The silence of the lambs, Azeri style

Shifting from one foot to the other, her hair uncombed, her eyes red, wide open and focused on a piece of plastic in her stretched out hand – that's how 33-year-old Eric found his 35 year old wife Ryan when he finally unlocked the door of the bathroom.

"I’m not" was all she managed to whisper before falling into his arms and bursting into tears.

Eric, a financial reporter for a local newspaper in Maryland, and Ryan, a clerk at an NGO downtown DC,  a couple with 80K of annual household income, have been trying to conceive a child ever since they got married six years ago.

"I come from a big family, so a house full of little kids was always my vision of happiness", Ryan explained. But neither the kids, nor the house were soon to appear in Eric and Ryan's life. Ryan's health problems have made her chances of becoming pregnant close to zero, and as for buying a house – car and college loans, healthcare and all the other daily costs brought possible monthly savings also close to zero. Eric and Ryan looked into adoption, but it included a home study, which, the couple says, they were going to fail, should the case worker show up at the door of their one bedroom rental apartment.

"Hey, maybe you should write a letter to Barack Obama, tell him you're a poor journalist who is in need of housing", I tell Eric as we sip icy diet Coke on my rooftop. "Ha, sure, sounds about right", he says with a smirk and adds "What a joke". For him, as probably for any American journalist, and most American citizens, this doesn't sound right.

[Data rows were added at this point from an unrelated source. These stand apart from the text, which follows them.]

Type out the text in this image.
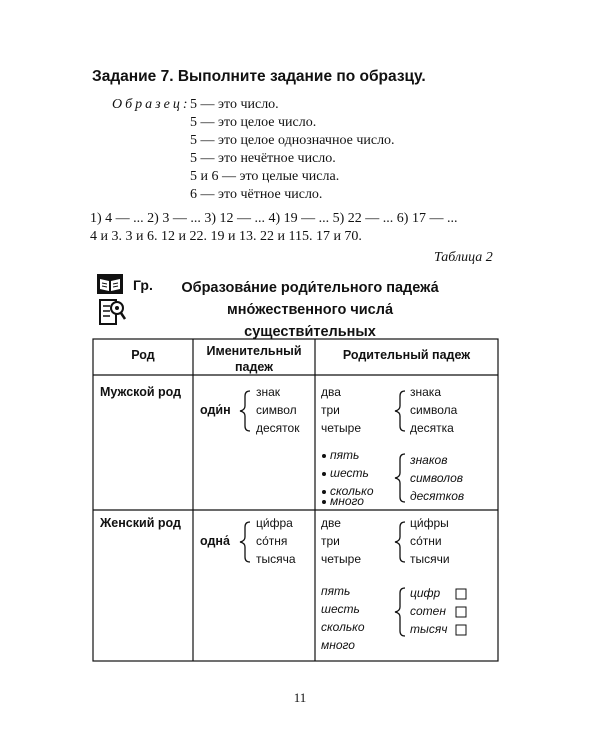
Задание 7. Выполните задание по образцу.
Образец: 5 — это число.
5 — это целое число.
5 — это целое однозначное число.
5 — это нечётное число.
5 и 6 — это целые числа.
6 — это чётное число.
1) 4 — ... 2) 3 — ... 3) 12 — ... 4) 19 — ... 5) 22 — ... 6) 17 — ...
4 и 3. 3 и 6. 12 и 22. 19 и 13. 22 и 115. 17 и 70.
Таблица 2
Гр.	Образова́ние роди́тельного падежа́ мно́жественного числа́ существи́тельных
Род	Именительный падеж
Родительный падеж
Мужской род
оди́н
знак
символ
десяток
два
три
четыре
знака
символа
десятка
пять
шесть
сколько
много
знаков
символов
десятков
Женский род
одна́
ци́фра
со́тня
тысяча
две
три
четыре
ци́фры
со́тни
тысячи
пять
шесть
сколько
много
цифр
сотен
тысяч
11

"In some countries it's not", I start thinking, but don't tell him anything, as even when I said it out loud, it sounded somewhat ridiculous and humiliating – ask the president for housing. Yet in my home country Azerbaijan this is no joke, but a true story: a whole bunch of journalists asked the government for housing, a few years later a new building was inaugurated, the President and "lucky" new homeowners got together for the official opening, journalists foaming at the mouth, not finding enough words for their eulogy to the president…

The journalists said they have been renting for far too long and didn't have any money to purchase their own place to live, so they asked the president. Some later wrote on social media and in newspapers, expressing gratitude to the government. The very same government that took every possible step to silence them, stole from their country's citizens and ruled as they pleased. Sadly that didn't stop my colleagues from accepting the housing. Instead of demanding the government create such conditions that every citizen, including journalists, is able to purchase housing, they begged and bowed and let their mouths and eyes be closed by the "generous" gift. I don't blame them, because at this point blaming isn't going to change anything, but the fact that this happened is apocalyptic for Azerbaijani media. Same as if one dropped a nuclear bomb at the sinking Titanic.

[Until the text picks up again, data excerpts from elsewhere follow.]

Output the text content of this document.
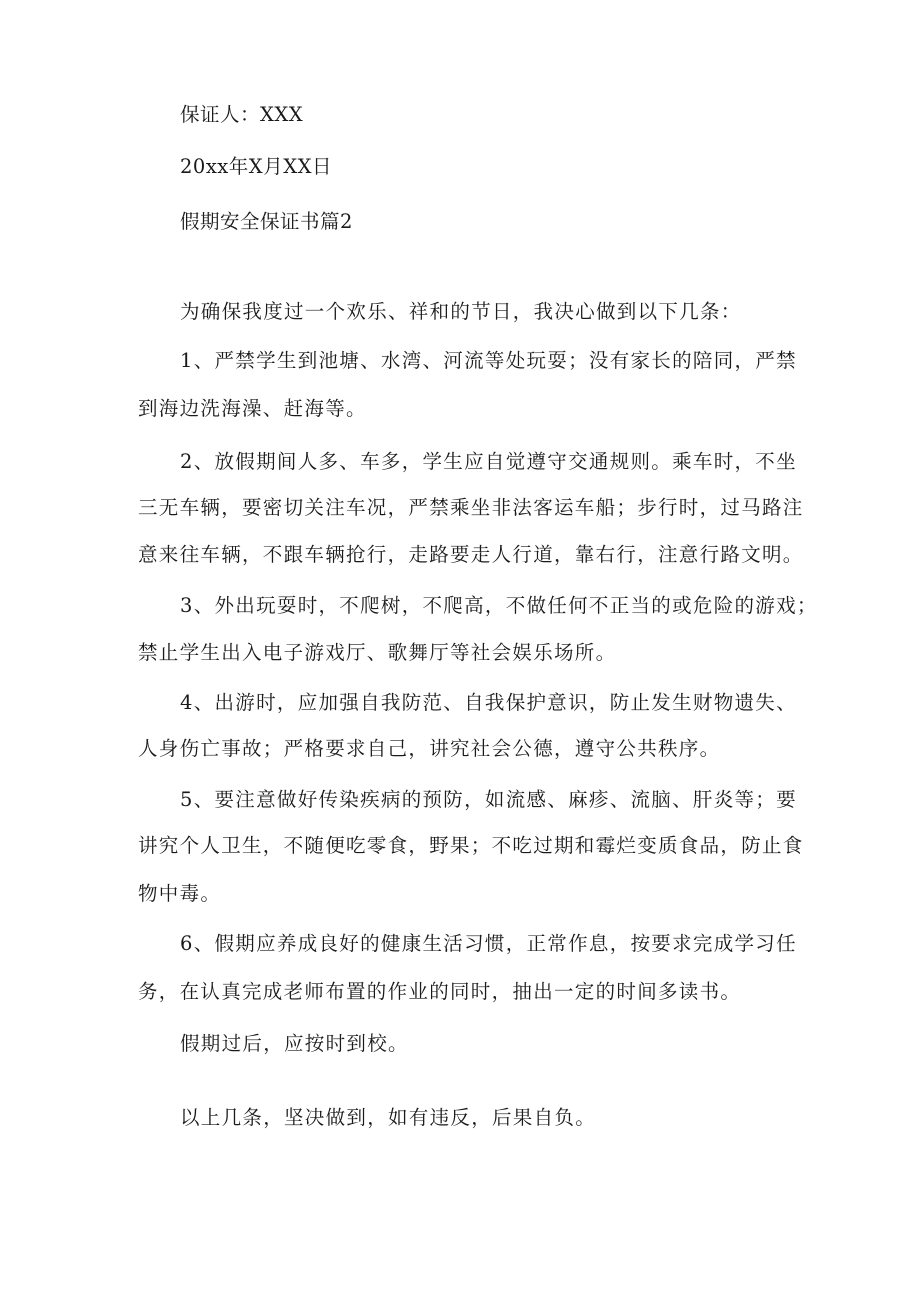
保证人：XXX
20xx年X月XX日
假期安全保证书篇2
为确保我度过一个欢乐、祥和的节日，我决心做到以下几条：
1、严禁学生到池塘、水湾、河流等处玩耍；没有家长的陪同，严禁
到海边洗海澡、赶海等。
2、放假期间人多、车多，学生应自觉遵守交通规则。乘车时，不坐
三无车辆，要密切关注车况，严禁乘坐非法客运车船；步行时，过马路注
意来往车辆，不跟车辆抢行，走路要走人行道，靠右行，注意行路文明。
3、外出玩耍时，不爬树，不爬高，不做任何不正当的或危险的游戏；
禁止学生出入电子游戏厅、歌舞厅等社会娱乐场所。
4、出游时，应加强自我防范、自我保护意识，防止发生财物遗失、
人身伤亡事故；严格要求自己，讲究社会公德，遵守公共秩序。
5、要注意做好传染疾病的预防，如流感、麻疹、流脑、肝炎等；要
讲究个人卫生，不随便吃零食，野果；不吃过期和霉烂变质食品，防止食
物中毒。
6、假期应养成良好的健康生活习惯，正常作息，按要求完成学习任
务，在认真完成老师布置的作业的同时，抽出一定的时间多读书。
假期过后，应按时到校。
以上几条，坚决做到，如有违反，后果自负。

About a year ago I was conducting research on Kyrgyzstan's squatters who had occupied land outside the capital Bishkek and demanded that the government allocated housing for them. Those people have mostly migrated from the country's rural areas to the capital in search of luck and have ended up on Bishkek's outskirts, angrily demanding accommodation.

I got a hold of one of them – a woman in her 30s, who said she had a child and needed housing which she was asking the government for. While we talked on the phone, I could hear her gasp for air in between the words of accusation to the President and the rest of the government that she was fiercely spitting out. I’m sure she would gasp for air the very same, had she received the apartment from the government, in order to thank and praise his majesty Almazbek  Atambayev.

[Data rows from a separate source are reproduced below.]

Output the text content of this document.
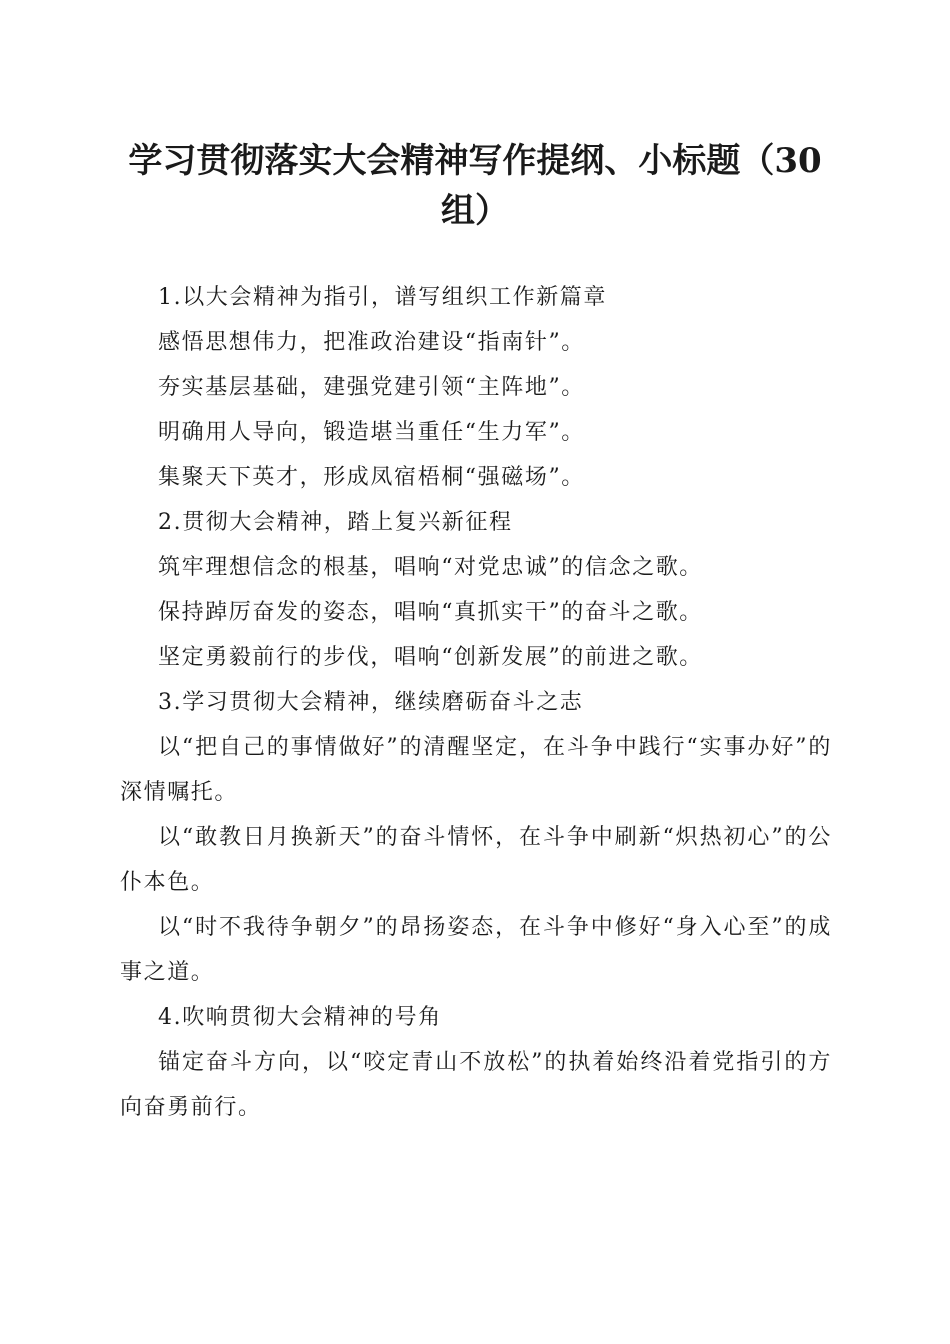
学习贯彻落实大会精神写作提纲、小标题（30组）

1.以大会精神为指引，谱写组织工作新篇章

感悟思想伟力，把准政治建设“指南针”。

夯实基层基础，建强党建引领“主阵地”。

明确用人导向，锻造堪当重任“生力军”。

集聚天下英才，形成凤宿梧桐“强磁场”。

2.贯彻大会精神，踏上复兴新征程

筑牢理想信念的根基，唱响“对党忠诚”的信念之歌。

保持踔厉奋发的姿态，唱响“真抓实干”的奋斗之歌。

坚定勇毅前行的步伐，唱响“创新发展”的前进之歌。

3.学习贯彻大会精神，继续磨砺奋斗之志

以“把自己的事情做好”的清醒坚定，在斗争中践行“实事办好”的深情嘱托。

以“敢教日月换新天”的奋斗情怀，在斗争中刷新“炽热初心”的公仆本色。

以“时不我待争朝夕”的昂扬姿态，在斗争中修好“身入心至”的成事之道。

4.吹响贯彻大会精神的号角

锚定奋斗方向，以“咬定青山不放松”的执着始终沿着党指引的方向奋勇前行。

This woman and the rest of the squatters were protesting and demanding free housing. None of them thought of the reasons which brought all of them to Bishkek: unemployment in rural areas, complete absence of an industrial sector, corruption, lack of infrastructure, healthcare and schools. Yet, instead of demanding improvement in these areas they demanded free housing – each for themselves. None managed to stop for a second and think that no government is obliged to provide its citizens with free housing (except very extreme situations), but every government is obliged to maintain economic stability, develop the job market and support anti-corruption measures, etc.

Now, when one is just a regular naïve citizen begging for an apartment from the government and not thinking about the root of the problem, this is bad enough. When the beggar is a journalist – somebody whose obligation is to highlight these problems – bends and bows to the tyrant and the root of the problem – this is worse. But when this all happens a few months ahead of the election which would enable that "root of the problem" to be seated on the throne for a few more years, despite any common sense – this is the worst case scenario.